ちょっと大きめの箱が1つ、小さな箱が3つ、中間くらいの箱が1つ。
まずは目立ってる大きめの箱から。
「誕生日って思い出したのが昨日だったから、1人1つはちょっと無理だったけど、皆で考えて皆で用意したからね」
「気持ちはちゃんと皆の分あるからさ。さて、最初はこれ!」
1人1つなんて貰ったら、それこそ逆に困っちゃうかも。
嬉しいけどどうしていいか分からなくなっちゃいそう。
セシリアとリリーナがそう言って開けた箱には……服?
「普段着のワンピース、運動用の上下、あと上着で1着ずつ。結構良い服だからね、丈夫だし汚れにも強いんだよ」
「大きめに注文したけど成長したら着れなくなっちゃうから、そしたらまた買いましょ」
それってもしかして、ハンターとかが着るやつじゃ?
すっごい丈夫だけど割とお高いやつ……嬉しいけど、いいのかな。
いや、気にしたら悲しませちゃう、素直に受け取ろう。
なにより普通に、本当に嬉しい。
「すごい、軽くて柔らかいのにすっごいしっかりしてて丈夫そう。
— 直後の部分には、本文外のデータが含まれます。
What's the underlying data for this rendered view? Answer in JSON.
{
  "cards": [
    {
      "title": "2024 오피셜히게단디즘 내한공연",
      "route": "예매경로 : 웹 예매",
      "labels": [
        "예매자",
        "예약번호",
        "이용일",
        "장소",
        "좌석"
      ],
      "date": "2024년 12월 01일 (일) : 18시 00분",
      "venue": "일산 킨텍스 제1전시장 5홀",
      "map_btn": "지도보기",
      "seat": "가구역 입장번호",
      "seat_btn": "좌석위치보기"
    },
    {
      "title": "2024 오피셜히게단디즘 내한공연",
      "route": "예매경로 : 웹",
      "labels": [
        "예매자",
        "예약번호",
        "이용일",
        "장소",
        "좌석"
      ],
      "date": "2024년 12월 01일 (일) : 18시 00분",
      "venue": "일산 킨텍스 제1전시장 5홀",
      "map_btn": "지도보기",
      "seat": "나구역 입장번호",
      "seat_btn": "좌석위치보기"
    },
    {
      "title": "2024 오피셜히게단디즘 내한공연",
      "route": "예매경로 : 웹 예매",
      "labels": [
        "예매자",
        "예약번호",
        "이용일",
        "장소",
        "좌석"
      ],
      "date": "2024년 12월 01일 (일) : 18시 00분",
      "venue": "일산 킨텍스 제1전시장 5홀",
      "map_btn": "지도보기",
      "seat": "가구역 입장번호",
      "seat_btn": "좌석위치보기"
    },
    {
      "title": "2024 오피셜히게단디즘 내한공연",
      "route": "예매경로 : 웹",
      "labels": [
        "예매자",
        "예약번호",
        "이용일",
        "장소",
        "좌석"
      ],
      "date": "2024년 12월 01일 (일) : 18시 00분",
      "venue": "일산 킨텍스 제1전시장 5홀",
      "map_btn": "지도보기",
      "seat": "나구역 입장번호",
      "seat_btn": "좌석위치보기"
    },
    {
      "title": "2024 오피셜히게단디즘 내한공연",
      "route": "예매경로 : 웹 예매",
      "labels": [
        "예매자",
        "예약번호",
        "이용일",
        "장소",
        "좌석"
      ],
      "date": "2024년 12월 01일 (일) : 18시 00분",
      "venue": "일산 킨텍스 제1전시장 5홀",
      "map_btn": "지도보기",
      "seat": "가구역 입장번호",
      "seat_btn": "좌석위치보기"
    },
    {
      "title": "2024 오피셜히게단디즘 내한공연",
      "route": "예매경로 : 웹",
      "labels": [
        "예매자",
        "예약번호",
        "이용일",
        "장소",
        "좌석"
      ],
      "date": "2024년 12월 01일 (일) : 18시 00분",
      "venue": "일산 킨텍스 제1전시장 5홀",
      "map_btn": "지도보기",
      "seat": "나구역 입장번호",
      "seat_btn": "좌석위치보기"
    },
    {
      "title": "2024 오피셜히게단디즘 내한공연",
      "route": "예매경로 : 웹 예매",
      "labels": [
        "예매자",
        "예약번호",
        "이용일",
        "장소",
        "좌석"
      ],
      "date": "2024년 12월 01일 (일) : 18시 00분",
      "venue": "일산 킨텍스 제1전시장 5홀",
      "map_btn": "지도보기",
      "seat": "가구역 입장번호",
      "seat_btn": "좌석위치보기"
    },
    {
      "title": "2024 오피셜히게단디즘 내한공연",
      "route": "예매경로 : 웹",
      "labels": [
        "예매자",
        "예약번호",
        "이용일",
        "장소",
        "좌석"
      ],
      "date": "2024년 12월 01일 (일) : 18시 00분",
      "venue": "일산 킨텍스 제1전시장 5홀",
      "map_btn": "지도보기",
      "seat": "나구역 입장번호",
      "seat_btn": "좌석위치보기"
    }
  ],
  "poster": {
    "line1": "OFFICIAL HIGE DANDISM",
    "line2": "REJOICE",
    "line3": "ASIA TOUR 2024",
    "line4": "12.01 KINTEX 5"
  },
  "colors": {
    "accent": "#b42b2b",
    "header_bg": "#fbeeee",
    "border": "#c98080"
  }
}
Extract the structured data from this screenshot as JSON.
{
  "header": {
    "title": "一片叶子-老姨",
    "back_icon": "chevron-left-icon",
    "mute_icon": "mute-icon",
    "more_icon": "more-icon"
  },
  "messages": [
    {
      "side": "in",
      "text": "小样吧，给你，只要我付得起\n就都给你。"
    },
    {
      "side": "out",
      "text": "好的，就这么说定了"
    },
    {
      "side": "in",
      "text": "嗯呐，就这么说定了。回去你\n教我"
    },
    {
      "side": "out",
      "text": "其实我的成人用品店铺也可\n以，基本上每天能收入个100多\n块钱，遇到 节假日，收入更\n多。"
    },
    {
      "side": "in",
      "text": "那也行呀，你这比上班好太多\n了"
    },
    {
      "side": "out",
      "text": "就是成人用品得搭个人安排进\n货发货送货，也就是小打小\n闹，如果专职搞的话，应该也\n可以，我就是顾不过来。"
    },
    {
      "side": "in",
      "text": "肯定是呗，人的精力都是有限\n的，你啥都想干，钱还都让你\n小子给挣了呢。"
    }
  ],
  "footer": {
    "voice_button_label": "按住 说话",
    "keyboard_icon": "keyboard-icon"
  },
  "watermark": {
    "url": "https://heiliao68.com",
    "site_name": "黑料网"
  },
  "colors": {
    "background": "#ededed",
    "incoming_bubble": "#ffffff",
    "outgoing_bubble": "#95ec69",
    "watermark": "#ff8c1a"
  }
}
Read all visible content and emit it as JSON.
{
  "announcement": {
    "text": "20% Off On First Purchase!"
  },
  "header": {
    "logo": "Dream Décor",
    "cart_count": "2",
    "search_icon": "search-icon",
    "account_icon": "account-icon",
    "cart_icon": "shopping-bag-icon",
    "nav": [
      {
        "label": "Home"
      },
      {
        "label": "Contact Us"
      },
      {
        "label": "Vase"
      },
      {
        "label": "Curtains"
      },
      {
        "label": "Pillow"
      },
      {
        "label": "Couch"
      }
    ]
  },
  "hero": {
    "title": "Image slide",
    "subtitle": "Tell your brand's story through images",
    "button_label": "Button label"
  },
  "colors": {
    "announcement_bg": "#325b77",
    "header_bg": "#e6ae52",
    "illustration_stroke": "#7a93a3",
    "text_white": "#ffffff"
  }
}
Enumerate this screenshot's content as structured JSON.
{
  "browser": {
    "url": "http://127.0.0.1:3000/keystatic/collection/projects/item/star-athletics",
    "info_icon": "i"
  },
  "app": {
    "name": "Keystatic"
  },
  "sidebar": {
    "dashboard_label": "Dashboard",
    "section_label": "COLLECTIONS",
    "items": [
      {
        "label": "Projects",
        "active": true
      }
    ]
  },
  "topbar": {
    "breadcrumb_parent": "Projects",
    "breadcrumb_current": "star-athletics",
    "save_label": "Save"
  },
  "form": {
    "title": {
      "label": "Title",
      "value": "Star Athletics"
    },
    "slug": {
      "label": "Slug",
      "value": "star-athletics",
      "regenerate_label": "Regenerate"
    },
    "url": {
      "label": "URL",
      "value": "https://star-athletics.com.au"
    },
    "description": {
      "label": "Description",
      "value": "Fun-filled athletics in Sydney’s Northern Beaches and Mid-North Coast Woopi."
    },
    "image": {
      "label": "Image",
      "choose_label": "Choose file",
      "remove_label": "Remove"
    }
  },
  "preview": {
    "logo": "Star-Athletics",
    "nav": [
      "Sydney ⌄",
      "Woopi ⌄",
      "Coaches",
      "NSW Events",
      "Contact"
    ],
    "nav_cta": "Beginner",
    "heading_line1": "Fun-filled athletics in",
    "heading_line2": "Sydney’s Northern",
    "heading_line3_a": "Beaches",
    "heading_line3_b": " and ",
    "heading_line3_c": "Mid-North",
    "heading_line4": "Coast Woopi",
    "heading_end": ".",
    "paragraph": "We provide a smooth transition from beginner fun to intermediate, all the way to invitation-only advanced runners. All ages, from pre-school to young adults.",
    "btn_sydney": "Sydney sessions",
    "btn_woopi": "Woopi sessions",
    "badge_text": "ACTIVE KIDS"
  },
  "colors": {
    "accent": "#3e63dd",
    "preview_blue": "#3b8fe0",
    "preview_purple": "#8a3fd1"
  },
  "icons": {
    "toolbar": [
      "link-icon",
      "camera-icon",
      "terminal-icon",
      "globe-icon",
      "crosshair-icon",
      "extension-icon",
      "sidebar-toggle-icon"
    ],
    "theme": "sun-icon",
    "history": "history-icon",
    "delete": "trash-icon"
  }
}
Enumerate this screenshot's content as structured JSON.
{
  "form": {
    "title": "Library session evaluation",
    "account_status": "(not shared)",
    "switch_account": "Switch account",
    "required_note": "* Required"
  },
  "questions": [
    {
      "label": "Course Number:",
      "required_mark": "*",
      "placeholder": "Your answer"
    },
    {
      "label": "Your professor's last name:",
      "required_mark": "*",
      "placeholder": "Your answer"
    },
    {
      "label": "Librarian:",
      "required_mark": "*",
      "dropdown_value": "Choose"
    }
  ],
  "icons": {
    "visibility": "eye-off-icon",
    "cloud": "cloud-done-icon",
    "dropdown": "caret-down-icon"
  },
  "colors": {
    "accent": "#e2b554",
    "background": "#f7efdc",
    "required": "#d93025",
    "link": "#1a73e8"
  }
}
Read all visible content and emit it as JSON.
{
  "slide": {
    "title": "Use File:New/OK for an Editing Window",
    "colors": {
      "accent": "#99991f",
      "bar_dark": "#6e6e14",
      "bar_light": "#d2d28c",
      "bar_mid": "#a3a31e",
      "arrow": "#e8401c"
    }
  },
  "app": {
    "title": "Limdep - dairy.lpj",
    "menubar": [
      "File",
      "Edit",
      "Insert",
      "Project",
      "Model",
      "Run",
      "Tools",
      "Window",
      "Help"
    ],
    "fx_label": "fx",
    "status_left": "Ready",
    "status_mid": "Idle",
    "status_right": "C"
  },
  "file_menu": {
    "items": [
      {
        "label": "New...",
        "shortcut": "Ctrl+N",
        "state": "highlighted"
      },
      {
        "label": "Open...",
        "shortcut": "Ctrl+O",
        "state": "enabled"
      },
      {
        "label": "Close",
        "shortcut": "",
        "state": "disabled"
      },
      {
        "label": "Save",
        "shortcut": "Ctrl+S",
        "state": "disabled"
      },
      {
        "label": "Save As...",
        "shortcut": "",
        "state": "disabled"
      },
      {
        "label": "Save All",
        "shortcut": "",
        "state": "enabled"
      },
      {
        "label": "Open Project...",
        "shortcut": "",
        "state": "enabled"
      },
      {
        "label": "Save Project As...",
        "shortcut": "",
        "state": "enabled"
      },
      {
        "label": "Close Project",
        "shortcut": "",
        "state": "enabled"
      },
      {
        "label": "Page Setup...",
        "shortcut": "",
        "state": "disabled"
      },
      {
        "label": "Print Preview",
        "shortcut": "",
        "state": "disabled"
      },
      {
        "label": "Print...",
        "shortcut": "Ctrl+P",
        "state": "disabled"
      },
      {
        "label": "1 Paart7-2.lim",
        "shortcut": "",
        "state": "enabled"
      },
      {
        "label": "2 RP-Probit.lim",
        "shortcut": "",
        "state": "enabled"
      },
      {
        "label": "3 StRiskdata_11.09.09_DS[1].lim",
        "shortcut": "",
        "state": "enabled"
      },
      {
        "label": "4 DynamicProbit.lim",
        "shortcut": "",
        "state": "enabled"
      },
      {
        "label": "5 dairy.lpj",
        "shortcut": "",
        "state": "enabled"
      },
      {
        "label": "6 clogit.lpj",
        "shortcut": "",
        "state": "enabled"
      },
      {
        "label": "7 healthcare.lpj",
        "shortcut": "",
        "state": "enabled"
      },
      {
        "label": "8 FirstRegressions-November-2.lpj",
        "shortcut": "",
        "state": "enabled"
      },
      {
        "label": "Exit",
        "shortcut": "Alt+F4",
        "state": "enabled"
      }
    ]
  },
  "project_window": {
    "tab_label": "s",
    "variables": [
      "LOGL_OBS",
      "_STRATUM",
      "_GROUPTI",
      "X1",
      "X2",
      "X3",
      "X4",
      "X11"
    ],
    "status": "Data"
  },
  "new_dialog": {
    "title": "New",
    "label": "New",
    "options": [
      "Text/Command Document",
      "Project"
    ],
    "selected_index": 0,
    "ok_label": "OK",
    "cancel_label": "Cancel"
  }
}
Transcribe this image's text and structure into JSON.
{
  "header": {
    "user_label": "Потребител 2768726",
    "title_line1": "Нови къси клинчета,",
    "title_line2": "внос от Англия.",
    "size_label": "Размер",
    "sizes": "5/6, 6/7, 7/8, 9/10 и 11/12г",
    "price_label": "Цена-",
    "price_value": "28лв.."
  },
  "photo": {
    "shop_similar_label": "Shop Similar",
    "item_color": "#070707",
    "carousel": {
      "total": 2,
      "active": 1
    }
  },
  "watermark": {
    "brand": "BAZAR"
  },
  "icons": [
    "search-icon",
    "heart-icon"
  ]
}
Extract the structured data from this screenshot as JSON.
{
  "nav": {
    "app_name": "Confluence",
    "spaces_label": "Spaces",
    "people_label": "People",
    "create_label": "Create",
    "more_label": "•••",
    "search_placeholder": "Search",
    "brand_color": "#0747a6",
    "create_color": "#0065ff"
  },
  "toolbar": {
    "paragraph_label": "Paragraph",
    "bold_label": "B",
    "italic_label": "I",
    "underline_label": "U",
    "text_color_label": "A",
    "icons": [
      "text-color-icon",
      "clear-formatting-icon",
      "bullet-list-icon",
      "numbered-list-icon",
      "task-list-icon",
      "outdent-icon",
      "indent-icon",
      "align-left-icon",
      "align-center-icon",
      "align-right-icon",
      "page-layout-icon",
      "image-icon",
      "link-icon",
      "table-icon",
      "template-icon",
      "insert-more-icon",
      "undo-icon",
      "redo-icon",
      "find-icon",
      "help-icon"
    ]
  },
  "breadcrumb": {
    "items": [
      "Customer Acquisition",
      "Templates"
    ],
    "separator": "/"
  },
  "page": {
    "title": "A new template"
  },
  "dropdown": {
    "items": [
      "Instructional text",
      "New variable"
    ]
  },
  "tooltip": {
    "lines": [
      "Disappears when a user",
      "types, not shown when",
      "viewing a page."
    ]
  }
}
――ありがとう、すっごく嬉しい」
全体的にシンプルだけど、フリルが付いてたり少し可愛い感じ。
好みまで考えてくれてる。
なんか、感動して語彙が消えてる気がするけどいいや。
「喜んでもらって良かった」
「ただ、これから寒くなってくるのに、冬用の上着じゃないんだよねぇ……そこのお馬鹿のせいで」
「あぅ……だって、シアちゃんに似合うのを考えてたら季節とか忘れちゃってて……」
なるほど、デザインはセシリアが注文したんだな。
小さな子供用のなんて普通には売ってないもんね。
確かに袖が無いから上着としてみたらちょっと涼しい恰好。
ていうかワンピースも袖が無いんだけど、何をどう考えてたんだろう。
別にいいけど、そんなに露出させるのが似合うのかな……
「まぁでも大丈夫だよ、寒くても魔法でどうにかなるから」
山じゃ雪の積もる中でもボロきれで過ごしてたんだから、薄着なんてどうって事無い。
魔法で体の周りの熱を弄ればいいし、慣れてるから消耗も全然気にならない。
むしろそうやって調整して過ごす人も珍しく無いんだし、気にしなくていいよ。
ていうか、思い返せばあの頃は本当にキツかったなぁ……お陰で魔法の扱いは相当上手くなったけど。
「あぁもう、本当に良い子だなぁ」
「私の所為だし、ちゃんと冬服は買ってあげるからね」
リリーナにちょっと激しめにわしゃわしゃ頭を撫でられた。
なんかまたキャラ変わった?
セシリアもまた別で服を買ってくれるらしい。
気にする程じゃないけど、有難く受け取ろうかな。